You don’t need to be a developer to use this repository. The only things you need are:

  1. Markdown: Think of it like a simple way to format text (headings, lists, links, etc.). All your book content lives in Markdown files (such as SUMMARY.md and chapter files).

    Note: most of the mdbook configuration is already done as part of the template. Authors just need to follow mdbook's format as described above.

  2. Git / GitHub: A tool for version control and collaboration.
    • You only need to:
      • Create or clone a repository.
      • Make changes to Markdown files.
      • Commit and push those changes.
    • Quick intro: About GitHub and Git.

Once you push your Markdown content to the repository, the GitHub‑based workflow automatically:

  • Builds your book with mdbook.
  • Deploys the generated site to GitHub Pages so it’s publicly accessible.

Setup

To start writing and deploying your book‑site, you only need a few configurations. If you can create a GitHub repository and run a simple script, you’re good to go.

Repository setup

To use the infrastructure, follow these steps:

  1. Create a new repository from the this template.

  2. Enable GitHub Pages for the new repository.

  3. After this, the GitHub‑Actions workflow will automatically build your book and deploy it whenever you push changes to main.

  4. Optionally, edit the description of the repository to always have easier access to the deployed page's url.

    • In your new repo, go to About → Settings → Tick Use your GitHub Pages websiteSave Changes URL-in-description

Local environment setup

Before publishing online, you should write your content and test the site locally. You only need to do the following steps once per machine.

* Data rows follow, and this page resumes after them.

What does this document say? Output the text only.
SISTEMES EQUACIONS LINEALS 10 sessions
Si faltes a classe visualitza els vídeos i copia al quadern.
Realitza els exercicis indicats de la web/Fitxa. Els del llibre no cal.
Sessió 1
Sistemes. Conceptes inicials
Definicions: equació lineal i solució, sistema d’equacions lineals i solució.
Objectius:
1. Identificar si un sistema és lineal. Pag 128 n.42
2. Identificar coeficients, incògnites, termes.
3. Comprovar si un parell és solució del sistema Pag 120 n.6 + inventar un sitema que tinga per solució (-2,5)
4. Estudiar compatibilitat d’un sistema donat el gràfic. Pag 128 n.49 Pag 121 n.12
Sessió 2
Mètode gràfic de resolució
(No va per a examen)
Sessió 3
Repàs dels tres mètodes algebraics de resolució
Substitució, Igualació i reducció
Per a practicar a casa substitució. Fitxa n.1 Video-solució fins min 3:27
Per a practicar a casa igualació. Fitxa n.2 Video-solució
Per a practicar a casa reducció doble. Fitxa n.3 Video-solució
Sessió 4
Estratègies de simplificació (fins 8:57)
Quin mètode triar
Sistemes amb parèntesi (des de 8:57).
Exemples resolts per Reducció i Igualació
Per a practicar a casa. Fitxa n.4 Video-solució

  1. Install the mdbook CLI.
    • On most systems this is just a single command (e.g., via cargo or a platform‑specific package manager).
  2. Ensure git is installed. If not, follow this Installation guide.
  3. Clone the repository you created in the Repository setup step:
    git clone https://github.com/YOUR-USERNAME/YOUR-REPO.git
    cd YOUR-REPO
    
    It is recommended to switch to a new branch before making changes:
    git checkout -b init
    
    See Git feature branch workflow for good practices.
  4. Run the init.sh script to set up the local environment:
    chmod +x init.sh
    ./init.sh
    

    Note for Windows users: The init.sh script may not work directly on Windows. You can run it inside WSL (Windows Subsystem for Linux). A native Windows script will be added in the near future.

  5. Push the setup changes to your repo:
    git add .
    git commit -m "init"
    git push
    
    • If this is the first push, Git may report that the upstream branch is not set. The error message will include the command to set it (e.g., git push --set-upstream origin init).
    • If you used a branch other than main (for example, init), you should open a pull request against main for the setup changes to take effect.

Deployment Flow

A GitHub Actions job is configured to deploy the site after every push to the main branch.

Suggested flow

  1. Write your Markdown files and test the generated site locally.
    • Use mdbook serve to preview the site; it live‑reloads the page so changes appear immediately.
  2. When you are satisfied with your changes, push them to the main branch.
    • The GitHub Actions workflow will start automatically. After a few minutes, the site will be deployed to GitHub Pages and publicly available.

Note: It is recommended to work on a separate branch for ongoing edits and keep main as stable as possible. See About branches for more details.

Manual deployment

Even though the workflow is designed to deploy automatically, there may be cases where you want to trigger a deployment manually.

  • Go to the Actions tab in your repository.
  • Select the workflow named Deploy mdBook site to Pages and click Run workflow.
  • See Manually running a workflow for more details.

Note: For usage and billing information, see GitHub Actions billing.